6.2. Learning Suggestions in Big Data Environment
The big data technology can easily transform students' learning behaviors into corresponding data for storage and recording. Therefore, as long as the state information in the learning process of students can be completely collected, the data can be analyzed and mined through big data or modeling methods. Then, the students' learning behavior and performance are evaluated and intervened according to the results, so as to predict the trend of students' future learning performance. More effective intervention methods and improvement measures can also be tailored for students to ensure their personalized development. It is necessary to implement the whole process of accurate teaching before, during, and after class to make students truly realize personalized learning. To achieve “accurate teaching,” we should conform to the learning situation and living situation. Teachers should rely on empirical evidence and data analysis to conduct in-depth interpretation and analysis in the aspects of accurate textbook interpretation, accurate goal setting, accurate classroom teaching, and accurate feedback evaluation. The above analysis results can guide teachers to improve teaching, optimize and reform teaching methods, and improve teaching quality.
7. Conclusion
With the rapid development of Internet and big data technology, network teaching mode has entered people's vision. Taking Hadoop technology as the core, this paper constructs a highly integrated Chinese teaching big data platform through in-depth data mining.
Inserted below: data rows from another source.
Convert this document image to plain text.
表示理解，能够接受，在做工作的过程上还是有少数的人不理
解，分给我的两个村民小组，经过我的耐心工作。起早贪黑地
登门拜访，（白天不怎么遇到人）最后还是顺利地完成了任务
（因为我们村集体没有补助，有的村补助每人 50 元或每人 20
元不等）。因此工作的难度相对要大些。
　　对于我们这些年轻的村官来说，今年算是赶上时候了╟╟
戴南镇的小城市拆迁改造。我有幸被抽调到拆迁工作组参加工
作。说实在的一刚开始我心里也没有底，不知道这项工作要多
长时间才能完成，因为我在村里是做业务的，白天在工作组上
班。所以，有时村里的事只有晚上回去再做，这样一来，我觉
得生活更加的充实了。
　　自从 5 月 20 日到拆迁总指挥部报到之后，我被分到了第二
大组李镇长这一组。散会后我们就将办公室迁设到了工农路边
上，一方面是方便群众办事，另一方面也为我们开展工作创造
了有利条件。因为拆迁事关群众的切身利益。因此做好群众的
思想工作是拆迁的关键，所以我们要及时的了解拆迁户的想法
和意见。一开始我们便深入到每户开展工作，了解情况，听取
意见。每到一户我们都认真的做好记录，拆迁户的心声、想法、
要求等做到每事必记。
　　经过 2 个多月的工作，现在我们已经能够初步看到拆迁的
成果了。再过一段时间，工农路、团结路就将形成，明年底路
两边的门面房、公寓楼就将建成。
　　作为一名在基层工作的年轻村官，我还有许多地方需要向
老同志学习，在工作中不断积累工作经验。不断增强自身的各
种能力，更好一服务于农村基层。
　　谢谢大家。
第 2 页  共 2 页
Through the comparison with the traditional teaching mode, it is found that the big data teaching platform has better effect. In addition, through extensive research, it is also concluded that the popularity of big data teaching platform is better than that of traditional teaching mode. On this basis, the teaching and learning strategies based on big data teaching platform are proposed for teaching subjects and teaching objects. In general, the teaching platform has a strong promotion value.